İki:Suudiler üzerinden devreye almak istedikleri “Ilımlı İslâm”ın gerekliliğini zinde tutmak. Böylece “İslâm içi kavga”nın fitilini tutuşturmak.

Bu süreçte “cihat”ı, şiddet-terör eksenine oturtacak düşünsel ve fiili oluşumların güçlendirilmesi de bu oyun planının bir parçası.

ABD’nin Kudüs kararının yanlış bir öfkeyle bu zemine evrilmesi, İslâm’ın hoşgörüden yoksun bir fanatizmle özdeşleştirilerek sunulmasından yarar uman çevrelerin arzuladıkları şey olacaktır.

Müslümanların topyekûn Yahudileri imha edilmesi gereken bir düşman olarak gördükleri algısının anti-semitizm söylemiyle güçlendirilmek istendiğini unutmamak gerek.

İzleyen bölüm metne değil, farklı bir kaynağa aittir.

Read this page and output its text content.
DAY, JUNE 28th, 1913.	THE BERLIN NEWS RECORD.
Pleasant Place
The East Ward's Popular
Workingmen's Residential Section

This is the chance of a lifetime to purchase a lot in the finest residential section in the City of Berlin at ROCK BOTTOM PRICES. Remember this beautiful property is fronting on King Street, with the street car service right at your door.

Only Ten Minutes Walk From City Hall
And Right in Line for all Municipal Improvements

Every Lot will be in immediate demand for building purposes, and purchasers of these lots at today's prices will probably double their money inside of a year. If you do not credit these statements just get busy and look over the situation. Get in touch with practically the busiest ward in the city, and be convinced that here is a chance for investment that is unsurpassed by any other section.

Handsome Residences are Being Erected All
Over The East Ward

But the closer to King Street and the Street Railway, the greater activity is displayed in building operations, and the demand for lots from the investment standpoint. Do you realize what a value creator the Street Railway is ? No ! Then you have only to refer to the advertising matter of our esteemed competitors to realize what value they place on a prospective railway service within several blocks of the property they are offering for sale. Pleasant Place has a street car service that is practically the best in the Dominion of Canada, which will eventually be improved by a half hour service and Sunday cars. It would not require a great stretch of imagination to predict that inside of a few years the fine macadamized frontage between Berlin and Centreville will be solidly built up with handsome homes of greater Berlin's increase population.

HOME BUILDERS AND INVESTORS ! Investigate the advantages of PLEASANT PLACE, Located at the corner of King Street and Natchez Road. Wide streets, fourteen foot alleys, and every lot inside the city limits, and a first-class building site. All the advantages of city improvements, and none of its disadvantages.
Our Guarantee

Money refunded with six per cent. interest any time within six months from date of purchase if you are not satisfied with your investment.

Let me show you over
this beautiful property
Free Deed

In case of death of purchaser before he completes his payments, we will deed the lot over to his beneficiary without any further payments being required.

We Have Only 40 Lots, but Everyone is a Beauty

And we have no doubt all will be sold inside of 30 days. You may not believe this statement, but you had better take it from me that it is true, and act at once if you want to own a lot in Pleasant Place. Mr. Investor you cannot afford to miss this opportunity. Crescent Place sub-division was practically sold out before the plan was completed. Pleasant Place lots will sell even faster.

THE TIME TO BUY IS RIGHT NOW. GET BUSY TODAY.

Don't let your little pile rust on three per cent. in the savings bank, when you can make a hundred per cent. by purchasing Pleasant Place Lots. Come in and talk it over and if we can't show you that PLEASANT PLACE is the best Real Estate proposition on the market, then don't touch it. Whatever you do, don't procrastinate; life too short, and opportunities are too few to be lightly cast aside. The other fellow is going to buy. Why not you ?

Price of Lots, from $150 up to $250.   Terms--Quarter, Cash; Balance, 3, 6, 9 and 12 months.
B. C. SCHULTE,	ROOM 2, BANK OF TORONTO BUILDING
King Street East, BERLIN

Müslümanları her şeye karşı fanatik bir güruh ve Yahudileri yakaladıkları yerde öldürmeye ahdetmiş eli kanlı teröristler olarak takdim eden bu algı operatörlerinin iddialarını aslında kendi eserleri olan DEAŞ pratiği yalanlamış bulunuyor.

DEAŞ’ın Şii-Sünni demeden en fazla Müslüman kanı döken ve ümmetin son kalesi olan Erdoğan liderliğindeki Türkiye’ye karşı savaştırılan bir örgüt olduğu hatırlanırsa kimin kimin oyununda, nasıl figüranlık yaptığı da anlaşılır.

Müslümanların Kudüs ekseninde tam da Erdoğan‘ın öncülük ettiği bir duyarlılıkla bir araya geldiği bir zaman diliminde “Müzik haramdır!” diyen bir bildirinin dağıtılmış olması sizce tesadüf olabilir mi?

Müslümanların siyonist işgale karşı sürdürdükleri haklı direnişin Yahudi düşmanlığıyla alakalı olmadığı apaçık bir gerçek iken bu durumun birileri tarafından anti-semitizm zeminine çekilmek istenmesi kimin işine yarıyor sizce?

Diyeceğim o ki kendi içimize yapılan hamleleri boşa çıkartmadıkça, dahası ve en önemlisi ırk ve mezhep ayrımını arkamızda bırakıp birlik olmadıkça kahrolan biz olacağız.